The real criticism of the direction - and it is, of course, a significant criticism - is that it was not in fact soundly based on the evidence. Moreover, it was a misdirection in relation to the fingerprint evidence which, as the judge had said to the jury, was "very much at the heart of this case". Many misdirections, even on important evidence, will turn out on examination to be insignificant in the context of the trial as a whole. Here, however, the trial judge not only gave an inaccurate account of the evidence on an important matter but used that account to suggest to the jury how they might test whether the appellant's reaction was that of an innocent man. A misdirection of that kind goes considerably beyond the kind of mistaken account of evidence which a jury can be expected to disregard by following the general direction to use their own recollection of the evidence.

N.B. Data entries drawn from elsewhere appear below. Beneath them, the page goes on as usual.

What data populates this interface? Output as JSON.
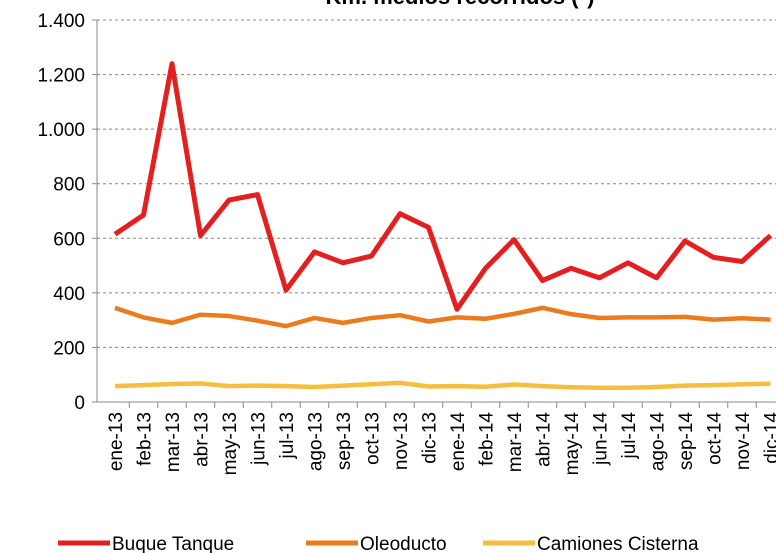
{
  "chart_data": {
    "type": "line",
    "title": "Km. medios recorridos (*)",
    "categories": [
      "ene-13",
      "feb-13",
      "mar-13",
      "abr-13",
      "may-13",
      "jun-13",
      "jul-13",
      "ago-13",
      "sep-13",
      "oct-13",
      "nov-13",
      "dic-13",
      "ene-14",
      "feb-14",
      "mar-14",
      "abr-14",
      "may-14",
      "jun-14",
      "jul-14",
      "ago-14",
      "sep-14",
      "oct-14",
      "nov-14",
      "dic-14"
    ],
    "series": [
      {
        "name": "Buque Tanque",
        "color": "#e41f1f",
        "values": [
          615,
          685,
          1240,
          610,
          740,
          760,
          410,
          550,
          510,
          535,
          690,
          640,
          340,
          490,
          595,
          445,
          490,
          455,
          510,
          455,
          590,
          530,
          515,
          610
        ]
      },
      {
        "name": "Oleoducto",
        "color": "#ec7b1e",
        "values": [
          345,
          310,
          290,
          320,
          315,
          298,
          278,
          308,
          290,
          308,
          318,
          295,
          310,
          305,
          323,
          345,
          322,
          308,
          310,
          310,
          312,
          302,
          307,
          302
        ]
      },
      {
        "name": "Camiones Cisterna",
        "color": "#f5be3c",
        "values": [
          58,
          62,
          66,
          68,
          58,
          60,
          58,
          55,
          60,
          65,
          70,
          57,
          58,
          56,
          64,
          58,
          54,
          52,
          52,
          55,
          60,
          62,
          65,
          67
        ]
      }
    ],
    "ylim": [
      0,
      1400
    ],
    "yticks": [
      0,
      200,
      400,
      600,
      800,
      {
        "value": 1000,
        "label": "1.000"
      },
      {
        "value": 1200,
        "label": "1.200"
      },
      {
        "value": 1400,
        "label": "1.400"
      }
    ],
    "grid": true,
    "legend": "bottom"
  }
}
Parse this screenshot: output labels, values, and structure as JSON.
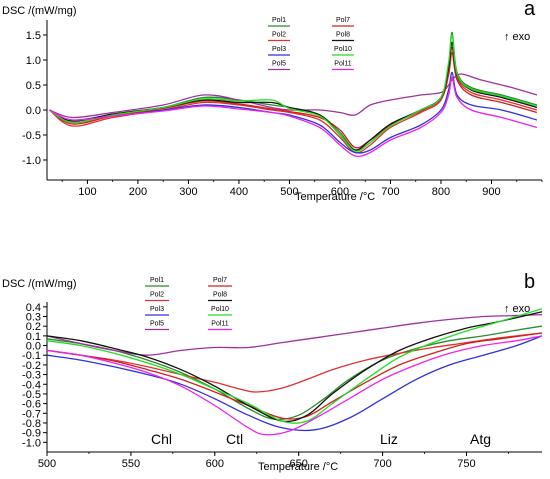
{
  "charts": [
    {
      "panel_letter": "a",
      "ylabel": "DSC /(mW/mg)",
      "xlabel": "Temperature /°C",
      "exo": "↑ exo",
      "xticks": [
        "100",
        "200",
        "300",
        "400",
        "500",
        "600",
        "700",
        "800",
        "900"
      ],
      "yticks": [
        "1.5",
        "1.0",
        "0.5",
        "0.0",
        "-0.5",
        "-1.0"
      ],
      "region_labels": []
    },
    {
      "panel_letter": "b",
      "ylabel": "DSC /(mW/mg)",
      "xlabel": "Temperature /°C",
      "exo": "↑ exo",
      "xticks": [
        "500",
        "550",
        "600",
        "650",
        "700",
        "750"
      ],
      "yticks": [
        "0.4",
        "0.3",
        "0.2",
        "0.1",
        "0.0",
        "-0.1",
        "-0.2",
        "-0.3",
        "-0.4",
        "-0.5",
        "-0.6",
        "-0.7",
        "-0.8",
        "-0.9",
        "-1.0"
      ],
      "region_labels": [
        "Chl",
        "Ctl",
        "Liz",
        "Atg"
      ]
    }
  ],
  "chart_data": [
    {
      "type": "line",
      "xlabel": "Temperature /°C",
      "ylabel": "DSC /(mW/mg)",
      "xlim": [
        20,
        1000
      ],
      "ylim": [
        -1.4,
        1.8
      ],
      "annotation": "↑ exo",
      "legend": "top-center",
      "series": [
        {
          "name": "Pol1",
          "color": "#2e8b2e",
          "x": [
            25,
            70,
            150,
            250,
            330,
            400,
            465,
            500,
            560,
            600,
            630,
            660,
            700,
            760,
            800,
            815,
            822,
            832,
            860,
            920,
            990
          ],
          "y": [
            0.0,
            -0.25,
            -0.1,
            0.05,
            0.25,
            0.2,
            0.1,
            0.05,
            -0.1,
            -0.45,
            -0.8,
            -0.65,
            -0.3,
            0.0,
            0.25,
            0.9,
            1.55,
            0.75,
            0.45,
            0.3,
            0.1
          ]
        },
        {
          "name": "Pol2",
          "color": "#e03030",
          "x": [
            25,
            70,
            150,
            250,
            330,
            400,
            465,
            500,
            560,
            600,
            630,
            660,
            700,
            760,
            800,
            815,
            822,
            832,
            860,
            920,
            990
          ],
          "y": [
            0.0,
            -0.32,
            -0.15,
            0.0,
            0.15,
            0.1,
            0.0,
            -0.05,
            -0.2,
            -0.55,
            -0.85,
            -0.7,
            -0.35,
            -0.05,
            0.2,
            0.8,
            1.25,
            0.65,
            0.35,
            0.2,
            0.0
          ]
        },
        {
          "name": "Pol3",
          "color": "#3030dd",
          "x": [
            25,
            70,
            150,
            250,
            330,
            400,
            465,
            500,
            560,
            600,
            630,
            660,
            700,
            760,
            800,
            815,
            822,
            832,
            860,
            920,
            990
          ],
          "y": [
            0.0,
            -0.2,
            -0.1,
            0.0,
            0.1,
            0.05,
            -0.05,
            -0.1,
            -0.3,
            -0.65,
            -0.85,
            -0.8,
            -0.55,
            -0.3,
            0.0,
            0.4,
            0.75,
            0.3,
            0.1,
            0.0,
            -0.2
          ]
        },
        {
          "name": "Pol5",
          "color": "#a030a0",
          "x": [
            25,
            70,
            150,
            250,
            330,
            400,
            465,
            500,
            560,
            600,
            630,
            660,
            700,
            760,
            800,
            815,
            822,
            840,
            880,
            940,
            990
          ],
          "y": [
            0.0,
            -0.15,
            -0.05,
            0.1,
            0.3,
            0.2,
            0.05,
            0.0,
            0.0,
            -0.05,
            -0.1,
            0.1,
            0.2,
            0.3,
            0.35,
            0.5,
            0.6,
            0.72,
            0.6,
            0.45,
            0.3
          ]
        },
        {
          "name": "Pol7",
          "color": "#d02020",
          "x": [
            25,
            70,
            150,
            250,
            330,
            400,
            465,
            500,
            560,
            600,
            630,
            660,
            700,
            760,
            800,
            815,
            822,
            832,
            860,
            920,
            990
          ],
          "y": [
            0.0,
            -0.28,
            -0.12,
            0.03,
            0.18,
            0.12,
            0.02,
            -0.03,
            -0.15,
            -0.4,
            -0.75,
            -0.6,
            -0.3,
            -0.02,
            0.22,
            0.7,
            1.15,
            0.6,
            0.3,
            0.15,
            -0.05
          ]
        },
        {
          "name": "Pol8",
          "color": "#111111",
          "x": [
            25,
            70,
            150,
            250,
            330,
            400,
            465,
            500,
            560,
            600,
            630,
            660,
            700,
            760,
            800,
            815,
            822,
            832,
            860,
            920,
            990
          ],
          "y": [
            0.0,
            -0.22,
            -0.08,
            0.05,
            0.2,
            0.15,
            0.15,
            0.05,
            -0.1,
            -0.5,
            -0.8,
            -0.6,
            -0.28,
            0.0,
            0.25,
            0.85,
            1.35,
            0.7,
            0.4,
            0.25,
            0.05
          ]
        },
        {
          "name": "Pol10",
          "color": "#22dd22",
          "x": [
            25,
            70,
            150,
            250,
            330,
            400,
            465,
            500,
            560,
            600,
            630,
            660,
            700,
            760,
            800,
            815,
            822,
            832,
            860,
            920,
            990
          ],
          "y": [
            0.0,
            -0.25,
            -0.1,
            0.05,
            0.22,
            0.18,
            0.2,
            0.03,
            -0.12,
            -0.5,
            -0.82,
            -0.65,
            -0.32,
            0.0,
            0.25,
            0.95,
            1.5,
            0.72,
            0.42,
            0.28,
            0.08
          ]
        },
        {
          "name": "Pol11",
          "color": "#ee22ee",
          "x": [
            25,
            70,
            150,
            250,
            330,
            400,
            465,
            500,
            560,
            600,
            630,
            660,
            700,
            760,
            800,
            815,
            822,
            832,
            860,
            920,
            990
          ],
          "y": [
            0.0,
            -0.2,
            -0.12,
            -0.02,
            0.08,
            0.02,
            -0.05,
            -0.12,
            -0.35,
            -0.7,
            -0.92,
            -0.85,
            -0.6,
            -0.35,
            -0.05,
            0.3,
            0.65,
            0.25,
            0.0,
            -0.15,
            -0.35
          ]
        }
      ]
    },
    {
      "type": "line",
      "xlabel": "Temperature /°C",
      "ylabel": "DSC /(mW/mg)",
      "xlim": [
        500,
        795
      ],
      "ylim": [
        -1.1,
        0.45
      ],
      "annotation": "↑ exo",
      "legend": "top-left",
      "series": [
        {
          "name": "Pol1",
          "color": "#2e8b2e",
          "x": [
            500,
            520,
            540,
            560,
            580,
            600,
            620,
            635,
            650,
            665,
            680,
            700,
            720,
            740,
            760,
            780,
            795
          ],
          "y": [
            0.07,
            0.02,
            -0.05,
            -0.15,
            -0.28,
            -0.45,
            -0.65,
            -0.76,
            -0.72,
            -0.55,
            -0.35,
            -0.15,
            -0.03,
            0.05,
            0.1,
            0.16,
            0.2
          ]
        },
        {
          "name": "Pol2",
          "color": "#e03030",
          "x": [
            500,
            520,
            540,
            560,
            580,
            600,
            615,
            625,
            640,
            655,
            670,
            690,
            710,
            730,
            750,
            770,
            795
          ],
          "y": [
            -0.05,
            -0.1,
            -0.15,
            -0.22,
            -0.3,
            -0.38,
            -0.45,
            -0.48,
            -0.44,
            -0.35,
            -0.25,
            -0.15,
            -0.08,
            -0.02,
            0.03,
            0.08,
            0.13
          ]
        },
        {
          "name": "Pol3",
          "color": "#3030dd",
          "x": [
            500,
            520,
            540,
            560,
            580,
            600,
            620,
            640,
            660,
            680,
            700,
            720,
            740,
            760,
            780,
            795
          ],
          "y": [
            -0.1,
            -0.15,
            -0.22,
            -0.3,
            -0.4,
            -0.55,
            -0.72,
            -0.85,
            -0.87,
            -0.75,
            -0.55,
            -0.35,
            -0.2,
            -0.1,
            0.0,
            0.1
          ]
        },
        {
          "name": "Pol5",
          "color": "#a030a0",
          "x": [
            500,
            520,
            540,
            560,
            580,
            600,
            620,
            640,
            660,
            680,
            700,
            720,
            740,
            760,
            780,
            795
          ],
          "y": [
            0.1,
            0.02,
            -0.05,
            -0.1,
            -0.05,
            -0.02,
            -0.02,
            0.03,
            0.08,
            0.13,
            0.18,
            0.23,
            0.27,
            0.3,
            0.31,
            0.32
          ]
        },
        {
          "name": "Pol7",
          "color": "#d02020",
          "x": [
            500,
            520,
            540,
            560,
            580,
            600,
            620,
            640,
            655,
            670,
            690,
            710,
            730,
            750,
            770,
            795
          ],
          "y": [
            -0.05,
            -0.1,
            -0.16,
            -0.25,
            -0.35,
            -0.48,
            -0.62,
            -0.75,
            -0.73,
            -0.58,
            -0.38,
            -0.2,
            -0.08,
            0.02,
            0.07,
            0.13
          ]
        },
        {
          "name": "Pol8",
          "color": "#111111",
          "x": [
            500,
            520,
            540,
            560,
            580,
            600,
            620,
            640,
            655,
            670,
            690,
            710,
            730,
            750,
            770,
            795
          ],
          "y": [
            0.1,
            0.05,
            -0.03,
            -0.12,
            -0.25,
            -0.42,
            -0.62,
            -0.78,
            -0.72,
            -0.5,
            -0.25,
            -0.05,
            0.08,
            0.18,
            0.25,
            0.35
          ]
        },
        {
          "name": "Pol10",
          "color": "#22dd22",
          "x": [
            500,
            520,
            540,
            560,
            580,
            600,
            620,
            640,
            655,
            670,
            690,
            710,
            730,
            750,
            770,
            795
          ],
          "y": [
            0.05,
            0.0,
            -0.08,
            -0.18,
            -0.3,
            -0.45,
            -0.6,
            -0.78,
            -0.78,
            -0.6,
            -0.35,
            -0.12,
            0.03,
            0.15,
            0.25,
            0.38
          ]
        },
        {
          "name": "Pol11",
          "color": "#ee22ee",
          "x": [
            500,
            520,
            540,
            560,
            580,
            600,
            620,
            630,
            645,
            660,
            680,
            700,
            720,
            740,
            760,
            780,
            795
          ],
          "y": [
            -0.05,
            -0.1,
            -0.18,
            -0.28,
            -0.42,
            -0.62,
            -0.85,
            -0.92,
            -0.88,
            -0.75,
            -0.55,
            -0.35,
            -0.2,
            -0.08,
            0.0,
            0.05,
            0.1
          ]
        }
      ]
    }
  ]
}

The judge in his report and the Advocate Depute in his argument to this court drew attention to the closing remarks of the judge in the passage which we have quoted. The Advocate Depute submitted that in those closing remarks the jury were in effect being directed specifically that they could disregard what the judge had said if it did not correspond to their recollection of the evidence. In our view, however, that submission depends on giving those remarks a meaning which they cannot have been intended to bear and which the jury would not have attached to them. The judge was not directing the jury that, if their recollection of the evidence was different, they could disregard what he had just told them; rather, he was directing them that, if they thought that the approach to the evidence which he had suggested was bizarre, they could reject it. In other words, he was telling them that they could reject the suggested approach to the evidence, rather than his account of that evidence.
Looking at this particular direction in the context of the whole charge, we have reached the view that it was a misdirection on an important part of the evidence which, if followed by the jury, would not only have misled the jury as to what the evidence had been but would, in addition, have led them to use a false touchstone by which to judge whether the appellant had reacted like an innocent man. For these reasons we consider that the misdirection gave rise to a miscarriage of justice.
The Advocate Depute submitted that, if the court reached that view, we should grant the Crown authority to bring a new prosecution. Mr. Sheldon advanced no argument to the contrary. We shall accordingly set aside the verdict of the trial court, quash the conviction and grant authority to the Crown to bring a new prosecution in terms of Section 119 of the 1995 Act.